After whitespace normalization:

Position	Word
1	the
2	day
3	is
4	sunny
5	the
6	the
7	the
8	sunny
9	is
10	is

Step 2: Count Frequencies

The frequency table becomes:

Word	Count
the	4
day	1
is	3
sunny	2

Step 3: Sort by Descending Frequency

After sorting:

Word	Count
the	4
is	3
sunny	2
day	1

Final Output

the 4
is 3
sunny 2
day 1

If we trace the Unix pipeline:

After `tr -s ' ' '\n'`

the
day
is
sunny
the
the
the
sunny
is
is

After `sort`

day
is
is
is
sunny
sunny
the
the
the
the

After `uniq -c`

1 day
3 is
2 sunny
4 the

After `sort -rn`

4 the
3 is
2 sunny
1 day

After `awk '{print $2, $1}'`

the 4
is 3
sunny 2
day 1

Complexity Analysis

Measure	Complexity	Explanation
Time	O(n log n)	Sorting dominates the runtime
Space	O(n)	Sorting and storing words require extra memory

The algorithm spends most of its time sorting the words. If there are n words, sorting requires O(n log n) time. Operations like splitting input and counting duplicates are linear. The space complexity is O(n) because the words and intermediate sorted data structures must be stored.

Edge Cases

One important edge case is multiple consecutive spaces or newline characters between words. A naive parser that splits only on single spaces could produce empty tokens or incorrect counts. The implementation handles this correctly because tr -s compresses repeated spaces in Bash, while Python's .split() and Go's strings.Fields() naturally handle arbitrary whitespace.
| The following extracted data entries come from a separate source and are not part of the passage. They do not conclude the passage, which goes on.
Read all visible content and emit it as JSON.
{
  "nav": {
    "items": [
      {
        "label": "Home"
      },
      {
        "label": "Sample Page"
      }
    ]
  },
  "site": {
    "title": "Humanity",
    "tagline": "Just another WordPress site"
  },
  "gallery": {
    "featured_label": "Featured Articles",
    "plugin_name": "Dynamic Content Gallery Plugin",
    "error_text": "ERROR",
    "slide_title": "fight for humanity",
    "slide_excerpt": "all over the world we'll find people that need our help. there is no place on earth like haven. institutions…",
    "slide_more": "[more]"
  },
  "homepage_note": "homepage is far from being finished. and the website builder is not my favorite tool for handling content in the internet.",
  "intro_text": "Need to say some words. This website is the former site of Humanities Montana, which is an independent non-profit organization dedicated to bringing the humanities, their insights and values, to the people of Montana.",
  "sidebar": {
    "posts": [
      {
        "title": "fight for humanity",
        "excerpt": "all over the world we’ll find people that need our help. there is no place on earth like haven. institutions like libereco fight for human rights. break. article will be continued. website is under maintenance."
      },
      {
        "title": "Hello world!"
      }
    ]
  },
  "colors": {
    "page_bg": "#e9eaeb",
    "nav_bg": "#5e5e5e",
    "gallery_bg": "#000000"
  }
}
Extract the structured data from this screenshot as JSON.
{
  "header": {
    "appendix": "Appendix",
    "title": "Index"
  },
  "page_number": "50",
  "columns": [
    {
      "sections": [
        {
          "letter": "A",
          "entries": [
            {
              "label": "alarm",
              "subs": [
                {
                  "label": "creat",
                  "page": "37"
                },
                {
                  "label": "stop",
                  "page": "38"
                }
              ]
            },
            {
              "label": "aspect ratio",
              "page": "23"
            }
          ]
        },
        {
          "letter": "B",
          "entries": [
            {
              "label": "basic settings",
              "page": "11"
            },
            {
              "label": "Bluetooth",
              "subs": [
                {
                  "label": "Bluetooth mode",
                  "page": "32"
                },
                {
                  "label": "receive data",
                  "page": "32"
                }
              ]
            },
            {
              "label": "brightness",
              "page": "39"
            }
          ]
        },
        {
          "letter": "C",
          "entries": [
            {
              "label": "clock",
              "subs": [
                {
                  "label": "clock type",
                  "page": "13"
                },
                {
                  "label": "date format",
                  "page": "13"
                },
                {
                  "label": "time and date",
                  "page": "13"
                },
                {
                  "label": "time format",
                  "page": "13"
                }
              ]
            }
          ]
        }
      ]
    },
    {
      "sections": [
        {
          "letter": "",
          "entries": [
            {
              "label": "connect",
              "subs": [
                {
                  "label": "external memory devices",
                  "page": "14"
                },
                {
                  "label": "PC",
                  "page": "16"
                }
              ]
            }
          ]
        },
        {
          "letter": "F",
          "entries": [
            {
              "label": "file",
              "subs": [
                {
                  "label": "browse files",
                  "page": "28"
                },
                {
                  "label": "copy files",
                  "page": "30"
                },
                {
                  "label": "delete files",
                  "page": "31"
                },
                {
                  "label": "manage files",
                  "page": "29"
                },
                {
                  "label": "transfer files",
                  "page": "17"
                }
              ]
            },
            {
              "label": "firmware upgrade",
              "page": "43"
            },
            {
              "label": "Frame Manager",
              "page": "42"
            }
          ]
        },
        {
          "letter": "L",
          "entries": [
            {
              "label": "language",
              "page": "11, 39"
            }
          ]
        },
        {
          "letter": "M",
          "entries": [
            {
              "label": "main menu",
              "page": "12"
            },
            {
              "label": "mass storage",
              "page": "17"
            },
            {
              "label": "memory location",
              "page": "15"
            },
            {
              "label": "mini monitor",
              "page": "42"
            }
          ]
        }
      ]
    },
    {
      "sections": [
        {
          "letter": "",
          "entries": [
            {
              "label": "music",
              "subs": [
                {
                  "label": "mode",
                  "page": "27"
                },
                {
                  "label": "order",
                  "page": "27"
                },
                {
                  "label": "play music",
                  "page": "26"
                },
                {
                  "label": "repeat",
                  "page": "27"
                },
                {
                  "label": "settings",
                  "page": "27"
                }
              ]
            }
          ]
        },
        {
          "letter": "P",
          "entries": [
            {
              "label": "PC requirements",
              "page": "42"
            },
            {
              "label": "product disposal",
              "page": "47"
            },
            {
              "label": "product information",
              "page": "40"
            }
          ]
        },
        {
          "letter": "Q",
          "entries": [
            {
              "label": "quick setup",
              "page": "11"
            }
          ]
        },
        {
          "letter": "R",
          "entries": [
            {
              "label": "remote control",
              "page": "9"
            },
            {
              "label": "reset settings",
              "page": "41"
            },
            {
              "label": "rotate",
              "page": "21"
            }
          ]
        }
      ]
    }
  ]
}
Another edge case is a file containing only one unique word repeated many times, such as:

hello hello hello hello

A poor implementation might accidentally print duplicate entries if grouping is not handled properly. The sorting followed by uniq -c guarantees that identical words are merged into a single frequency count.

A third edge case is a file containing exactly one word:

leetcode

The algorithm still behaves correctly because sorting and counting work for single element inputs. The output becomes:

leetcode 1

Finally, words appearing across multiple lines could be problematic if line breaks are treated differently from spaces. Since the problem states words are separated by whitespace characters, using tools that normalize whitespace ensures correct behavior regardless of line formatting.